Mediation is a process in which an impartial third party (mediator) helps parties in conflict find their own workable, practical and effective solutions. The mediator directs the process and provides an environment and tools whereby those solutions and agreements can be reached by the parties, not the mediator. Because the parties formulate the solution, rather than having someone dictate one, the result is much more satisfying and usually works better.
Mediation is a voluntary process. Usually one of the parties involved suggests it and the other agrees to participate.
Mediation is particularly appropriate in situations where the participants have an ongoing relationship, have had one in the past and/or will continue to have one in the future. Bad feelings and win/lose resentments which court litigation commonly results in are avoided. This applies particularly to any family, ongoing business and/or employment situation.
All aspects of the mediation process are, by law, confidential. Therefore, parties are able to raise issues freely and discuss things that they might not want made public in court documents and proceedings. An agreement resulting from the mediation may become public or be filed as a court document when the participants agree to have that happen.
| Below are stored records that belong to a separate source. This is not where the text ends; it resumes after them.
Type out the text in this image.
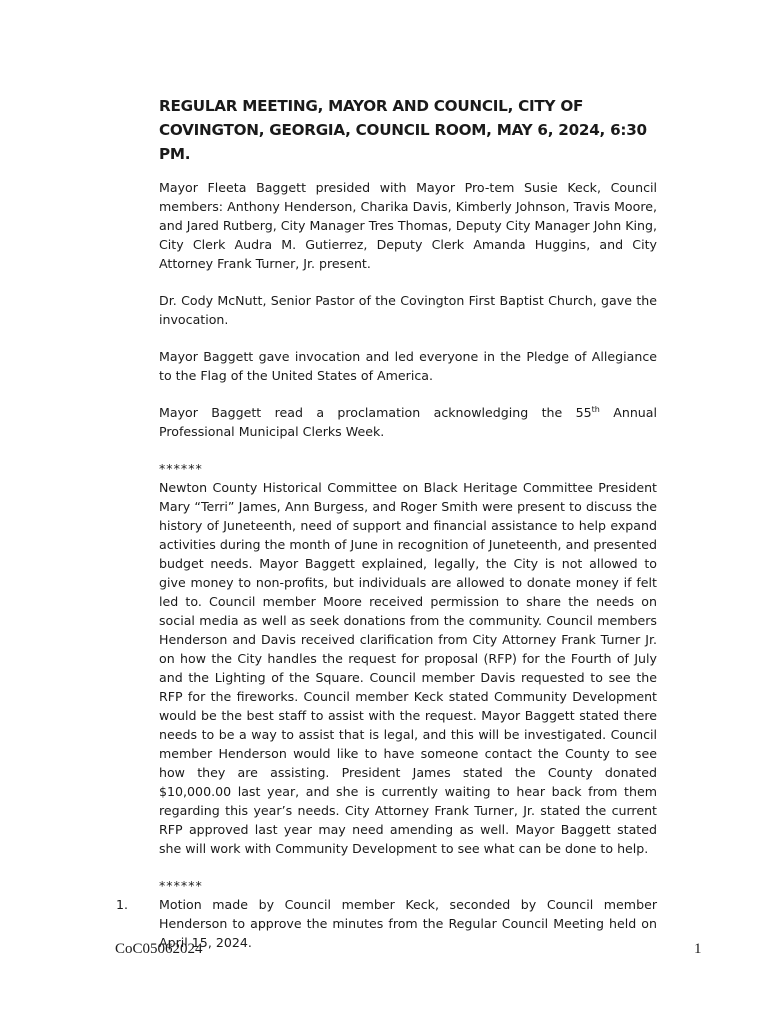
REGULAR MEETING, MAYOR AND COUNCIL, CITY OF COVINGTON, GEORGIA, COUNCIL ROOM, MAY 6, 2024, 6:30 PM.

Mayor Fleeta Baggett presided with Mayor Pro-tem Susie Keck, Council members: Anthony Henderson, Charika Davis, Kimberly Johnson, Travis Moore, and Jared Rutberg, City Manager Tres Thomas, Deputy City Manager John King, City Clerk Audra M. Gutierrez, Deputy Clerk Amanda Huggins, and City Attorney Frank Turner, Jr. present.

Dr. Cody McNutt, Senior Pastor of the Covington First Baptist Church, gave the invocation.

Mayor Baggett gave invocation and led everyone in the Pledge of Allegiance to the Flag of the United States of America.

Mayor Baggett read a proclamation acknowledging the 55th Annual Professional Municipal Clerks Week.

******

Newton County Historical Committee on Black Heritage Committee President Mary “Terri” James, Ann Burgess, and Roger Smith were present to discuss the history of Juneteenth, need of support and financial assistance to help expand activities during the month of June in recognition of Juneteenth, and presented budget needs. Mayor Baggett explained, legally, the City is not allowed to give money to non-profits, but individuals are allowed to donate money if felt led to. Council member Moore received permission to share the needs on social media as well as seek donations from the community. Council members Henderson and Davis received clarification from City Attorney Frank Turner Jr. on how the City handles the request for proposal (RFP) for the Fourth of July and the Lighting of the Square. Council member Davis requested to see the RFP for the fireworks. Council member Keck stated Community Development would be the best staff to assist with the request. Mayor Baggett stated there needs to be a way to assist that is legal, and this will be investigated. Council member Henderson would like to have someone contact the County to see how they are assisting. President James stated the County donated $10,000.00 last year, and she is currently waiting to hear back from them regarding this year’s needs. City Attorney Frank Turner, Jr. stated the current RFP approved last year may need amending as well. Mayor Baggett stated she will work with Community Development to see what can be done to help.

******

1. Motion made by Council member Keck, seconded by Council member Henderson to approve the minutes from the Regular Council Meeting held on April 15, 2024.

CoC05062024	1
Frequently Asked Questions
WHO PAYS FOR MEDIATION?
While any one or more of the participants in mediation may agree to pay for the process, it is most common for all the participants to share the cost equally. By sharing the cost, each participant is making a commitment to make the process work.
HOW LONG DOES MEDIATION TAKE?
This depends on the kind of matter being mediated. Divorces or employment situations which are simple may be worked out in a couple of two hour sessions with the mediator preparing the paperwork for the agreement of the parties. More complex divorces or other kinds of disputes may take several more sessions. Some business or organization disputes are handled in one full day session.
DOES A MEDIATOR MAKE RECOMMENDATIONS OR DECISIONS?
A mediator does not make decisions for participants, although she may give guidance to parties from her knowledge of court case outcomes. Parties are always advised to seek independent legal advice from an attorney that is acting as his or her own advocate before signing any final agreement. In some situations, the parties may decide to have a mediator act as an arbitrator (Med-Arb) if they are unable to reach an agreement.
DO LAWYERS PARTICIPATE IN MEDIATION?
In some kinds of cases, such as employment or business matters, lawyers may sit in on the mediation with their clients. In other kinds of cases, such as divorces, lawyers will give participants advice, but not sit in on the actual mediation sessions. Even where lawyers are present, the purpose of the mediation is to have the participants speak for themselves. Participants are always advised to talk to a lawyer before signing any final agreements.
WHAT HAPPENS IF AN AGREEMENT IS REACHED?
The mediator will usually work with the participants to draft a document that incorporates the agreement of the parties. Depending on the kind of case being mediated, that document and/or others may need to be reviewed and finalized to be filed with a court. The documents that are filed with the court are usually prepared by a lawyer.